Reputation: 21978
Is sun.misc.Unsafe
or the theUnsafe
instance thread safe?
Upvotes: 1
Views: 1079
Reputation: 3224
The accepted answer is at least misleading if not wrong.
On the Java level, Unsafe
does not hold any instance state. Most of its methods call native code, which either does not work with any shared mutable state or it calls to the native allocator to allocate/free memory and those operations are thread safe (usually you don't synchronize calls to new
C++, for example). OTOH, sun.misc.Unsafe
is internal API and its contract is not documented and may change.

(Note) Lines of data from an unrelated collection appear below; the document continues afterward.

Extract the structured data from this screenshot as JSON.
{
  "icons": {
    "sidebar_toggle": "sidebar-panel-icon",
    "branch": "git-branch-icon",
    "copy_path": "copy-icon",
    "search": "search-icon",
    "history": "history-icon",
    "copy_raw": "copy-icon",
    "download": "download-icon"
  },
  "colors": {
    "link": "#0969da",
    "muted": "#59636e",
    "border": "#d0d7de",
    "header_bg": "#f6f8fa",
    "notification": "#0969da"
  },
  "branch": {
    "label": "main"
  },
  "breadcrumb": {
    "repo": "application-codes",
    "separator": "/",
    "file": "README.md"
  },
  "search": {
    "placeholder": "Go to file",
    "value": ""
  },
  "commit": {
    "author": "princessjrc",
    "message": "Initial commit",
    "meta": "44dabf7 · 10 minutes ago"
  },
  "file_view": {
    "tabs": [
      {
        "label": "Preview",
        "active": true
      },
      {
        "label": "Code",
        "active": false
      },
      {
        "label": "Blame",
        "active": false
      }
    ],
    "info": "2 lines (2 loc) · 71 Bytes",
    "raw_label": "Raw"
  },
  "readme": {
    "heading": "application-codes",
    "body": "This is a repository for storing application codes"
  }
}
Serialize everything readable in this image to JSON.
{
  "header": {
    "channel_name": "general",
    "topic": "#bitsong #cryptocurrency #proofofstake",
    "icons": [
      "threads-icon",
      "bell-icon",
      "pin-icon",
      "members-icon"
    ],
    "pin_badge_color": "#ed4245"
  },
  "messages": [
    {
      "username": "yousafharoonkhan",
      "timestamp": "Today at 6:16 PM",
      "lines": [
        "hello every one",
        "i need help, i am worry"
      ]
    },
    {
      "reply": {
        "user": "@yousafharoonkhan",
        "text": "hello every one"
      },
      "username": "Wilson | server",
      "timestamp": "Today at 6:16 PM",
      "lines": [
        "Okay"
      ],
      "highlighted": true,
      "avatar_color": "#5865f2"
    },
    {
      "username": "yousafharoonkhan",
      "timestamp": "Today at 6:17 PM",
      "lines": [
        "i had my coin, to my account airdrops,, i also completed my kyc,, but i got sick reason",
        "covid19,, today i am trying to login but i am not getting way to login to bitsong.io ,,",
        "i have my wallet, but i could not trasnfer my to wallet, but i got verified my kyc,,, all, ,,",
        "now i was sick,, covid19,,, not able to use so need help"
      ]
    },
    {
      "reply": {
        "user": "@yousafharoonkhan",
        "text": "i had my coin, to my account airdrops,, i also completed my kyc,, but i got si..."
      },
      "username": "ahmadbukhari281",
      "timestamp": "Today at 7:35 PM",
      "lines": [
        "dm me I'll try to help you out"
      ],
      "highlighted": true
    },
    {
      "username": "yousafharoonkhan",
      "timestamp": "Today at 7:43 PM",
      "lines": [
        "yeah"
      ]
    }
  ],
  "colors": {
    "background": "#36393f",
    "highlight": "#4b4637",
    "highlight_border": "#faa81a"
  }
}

Do you need to synchronize calls to methods on the Unsafe
instance? That depends on whether you may be passing in the same addresses as the arguments to those methods. In the same way as calls to the addItem
method of the following Java class need to be synchronized if you are passing to it the same list from different threads.
class ListUtils {
public static void addItem(List<Object> list, Object obj) { list.add(obj); }
}
// Good:
// thread1:
List<Object> l1 = new List<>();
ListUtils.addItem(l1, 1);
// thread2:
List<Object> l2 = new List<>();
ListUtils.addItem(l2, 2);
// Needs synchronization:
class SharedState {
public static List<Object> sharedList = new List<>();
}
// thread1:
ListUtils.addItem(SharedState.sharedList, 1);
// thread2:
ListUtils.addItem(SharedState.sharedList, 2);
I would not say that ListUtils
is not thread-safe. It does not carry any mutable and potentially shared state. Yes, synchronizing the addItem
method would remove the need for synchronization in the second example, but that would unnecessarily synchronize operations that are working with completely different data.
Upvotes: 4
Reputation: 892
The methods of Unsafe
are not thread safe. You need to synchronize access to data you want to manipulate yourself - as usual. Accessing the instance theUnsafe
however is, because the field gets initialized when the class is being loaded (it's static).